Dieser Mechanismus soll im Rahmen eines Pilotprojekts aufgesetzt werden, eine Testphase also. Wie viele Migranten genau Großbritannien wieder zurückschicken darf, ließen Starmer und Macron jedoch offen. In Medienberichten hieß es, es sollten um die 50 pro Woche sein. Was nicht viel wäre. In den ersten sechs Monaten dieses Jahres kamen etwa 20.000 Flüchtlinge in Booten über den Ärmelkanal.

Experten sind zurückhaltend, ob die vereinbarten Maßnahmen wirklich Menschen davon abhalten, die Überfahrt anzutreten. Madeleine Sumption ist Direktorin des Instituts Migration Observatory an der Universität Oxford. In der BBC sagte sie, wenn nur ein kleiner Anteil der Geflüchteten zurückgeschickt werde, bestehe die Möglichkeit, dass
Flüchtende die Möglichkeit, zurückgeschickt zu werden, schlicht als eine weitere Gefahr einer ohnehin gefährlichen Reise betrachteten.

"Flucht auf Adrenalin"

Darauf deutet auch hin, was Flüchtlinge sagen. In den Räumlichkeiten der Hilfsorganisation KRAN (Kent Refugee Action Network) bei Canterbury haben wir Rishan getroffen. Sie ist vor zehn Jahren aus Eritrea nach Großbritannien geflohen. Damals war sie 17 Jahre alt. Sie hat hier bei KRAN Englisch gelernt und unterstützt die Organisation heute. Rishan spricht offen über ihre Flucht und die Motivation, nach England zu kommen:

Rishan fuhr mit dem Schiff von Libyen nach Italien. Die Schleuser versprachen, dass die Überfahrt in einem "großen sicheren Schiff" erfolgen würde - was nicht stimmte. In Frankreich sei sie von Polizisten gejagt worden, hätte Angst gehabt. Es sei eine Flucht auf Adrenalin gewesen. Sie habe keine Auswahl getroffen, wo sie hinwolle, sondern sie sei einfach anderen gefolgt - so lange, bis sie sich eben sicher gefühlt habe. Das war dann in England. Dort wurde die Minderjährige in einer Pflegefamilie untergebracht. Freunde von ihr seien in Deutschland gelandet und in den Niederlanden.

Vorteile für Geflüchtete in Großbritannien?

Migrationsforscher weisen darauf hin, dass es durchaus Gründe gibt, in ein bestimmtes Land zu fliehen. Beispielsweise die Sprache oder wenn Familienmitglieder bereits dort sind. Die französische Seite wirft der britischen Regierung vor, dass Flüchtlinge in England gut untertauchen könnten. Es gibt keine Meldepflicht in Großbritannien. Angeführt wird auch immer wieder, dass es einfach sei, in Großbritannien illegal zu arbeiten. Doch belastbare Zahlen dazu gibt es nicht.

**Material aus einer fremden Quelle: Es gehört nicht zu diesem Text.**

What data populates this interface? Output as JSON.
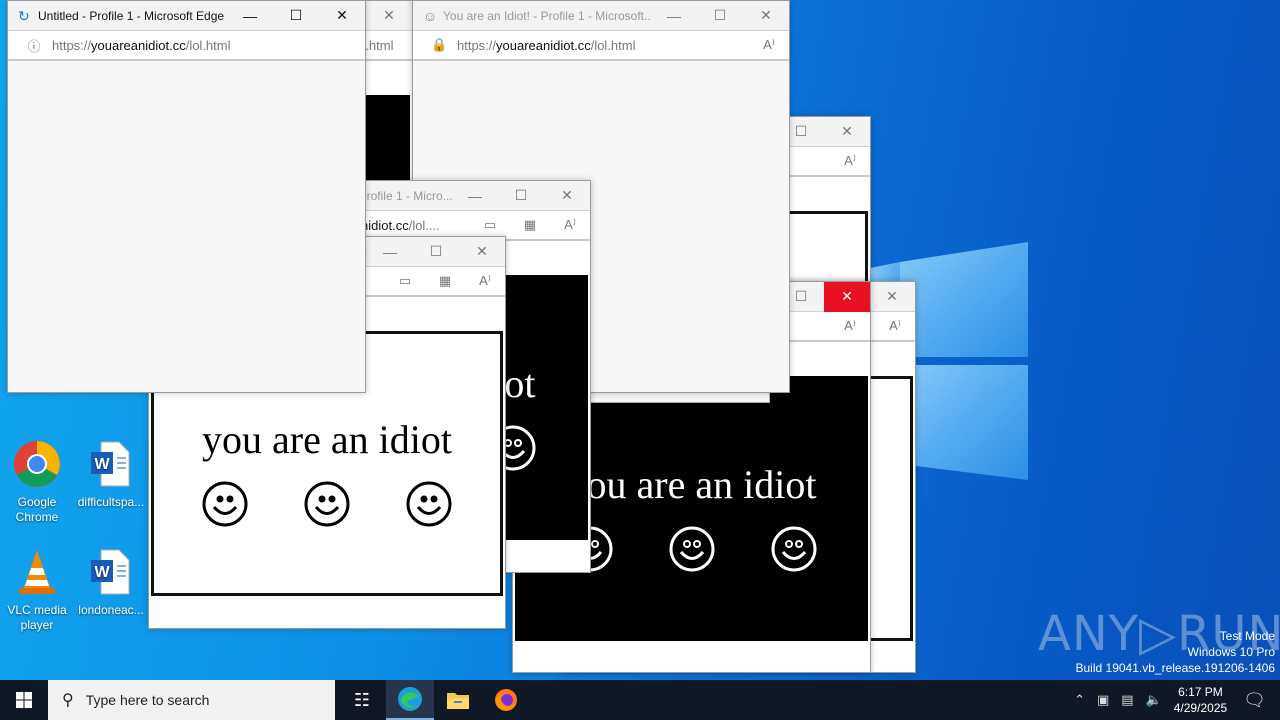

Im Visier der Fahnder in London sind derzeit Fahrer von Lieferdiensten. Es gibt Kontrollen. Die Regierung hat ein Gesetz auf den Weg gebracht, dass Strafen für Unternehmen vorsieht, die nicht ausreichend gegen Schwarzarbeit vorgehen. Der Fall von Rishan zeigt jedoch, dass Flüchtlinge eben auch durchaus ungeplant in ein bestimmtes Land gelangen können.

Rishan ärgert sich darüber, dass es keine sicheren Fluchtrouten gibt. Diese würden die gefährliche Überfahrt überflüssig machen. 2024 starben 82 Menschen beim Versuch, über den Ärmelkanal zu fliehen. Außerdem hat sie den Eindruck, dass bei allen Problemen im Land die Flüchtlinge als Schuldige ausgemacht werden. Wenn die Wartelisten beim britischen Gesundheitsdienst NHS zu lang seien, würden die Flüchtlinge als Ursache genannt. Dabei ist sie bald fertig mit ihrer Ausbildung zur Krankenschwester. Sie arbeitet für den NHS.